В одно движение руки сметает в сторону столик, падает на колени перед ней, лицом в тонкую юбку. Тогда это надо было делать, тогда надо было на колени вставать и прощения просить, вымаливать, тогда! А сейчас он просто прижимается к ее острым коленкам лицом. И никакая сила не сможет его заставить оторваться от них.

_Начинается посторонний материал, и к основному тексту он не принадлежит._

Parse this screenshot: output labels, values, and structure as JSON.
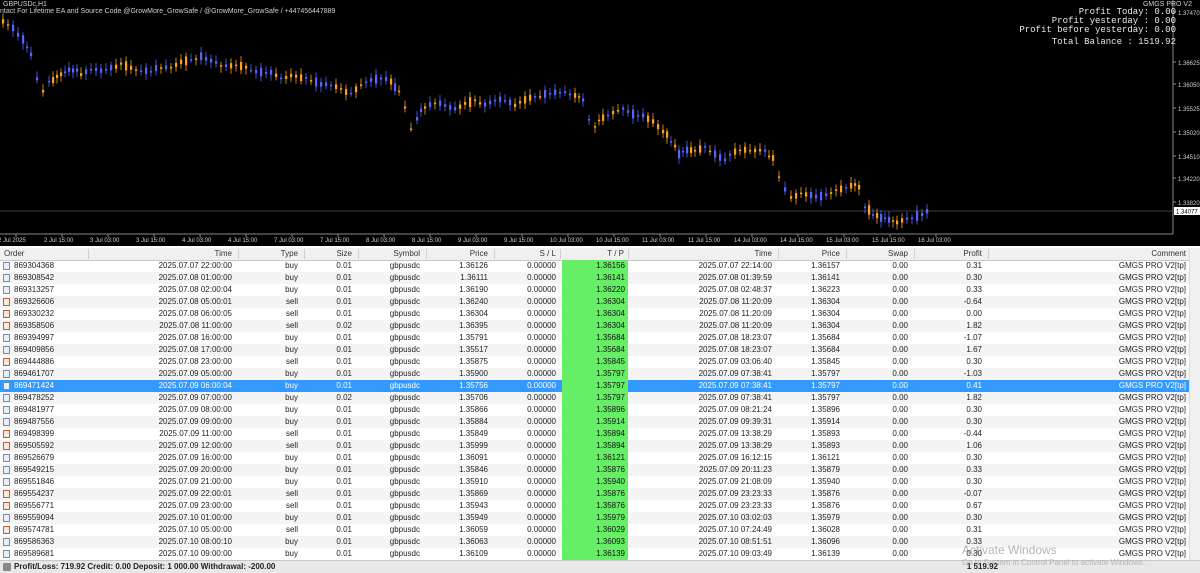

Пальцы легко касаются его волос. Потом, осмелев, привычным и незабытым движением – ото лба к макушке. Смотрит завороженно, как жесткие «рыжики» упрямо возвращаются на место. И имя его, как заклинание, как молитву:

– Глеб… Глеб… Глебушка…

Глеб поднимает голову. Он стоит на коленях, она сидит на диване. Но лица – близко, рядом. Обхватывает ее лицо руками, большими пальцами ловит слезинки. Говорить не может. Только притянуть к себе и – поцеловать.

А она – руками за большую широченную спину. Губы его твердые на ее губах. И щетина. Колючая. Родная.

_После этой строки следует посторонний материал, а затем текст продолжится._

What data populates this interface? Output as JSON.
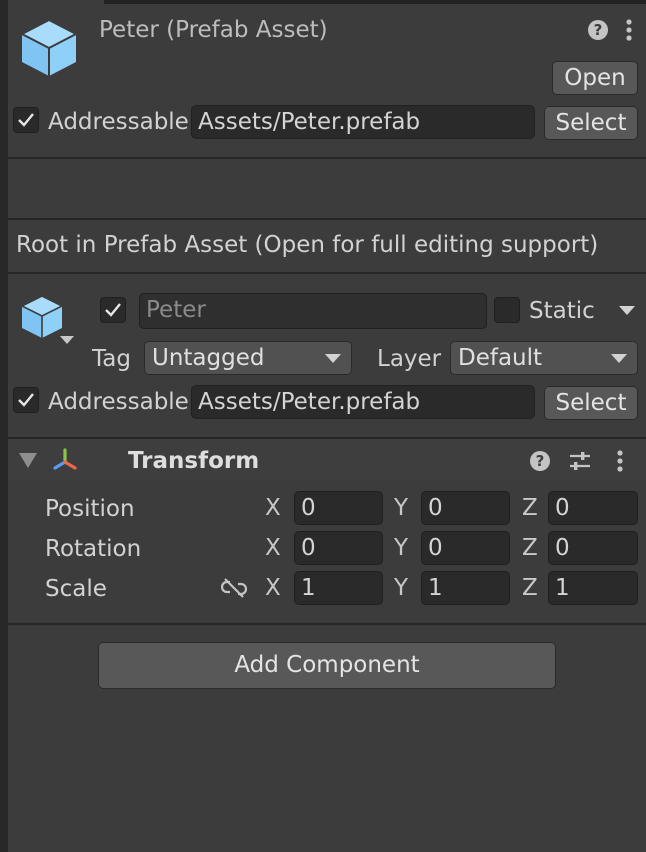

У него дрожат руки. У нее – губы. Но он все равно держит ее дрожащими пальцами за локти, боясь отпустить. И, боясь упустить, торопится сказать, пока еще видит в ее глазах отблеск тех самых, давнишних, чувств:

– Юленька, прости меня…

– Не надо…

– Надо. Прости меня. Пожалуйста.

– Давно уже, – рукой гладит колючую щеку.

Его судорожной вздох в ее прижатые к его лицу ладони.

– Юля… Как же мы так?..

Всхлипывает.

– Не знаю.

Он не выдерживает, снова со стоном – ей в губы. И шепчет вперемежку с поцелуями и ее слезами:

– Не плачь… Не надо… Какая разница… Это уже не важно…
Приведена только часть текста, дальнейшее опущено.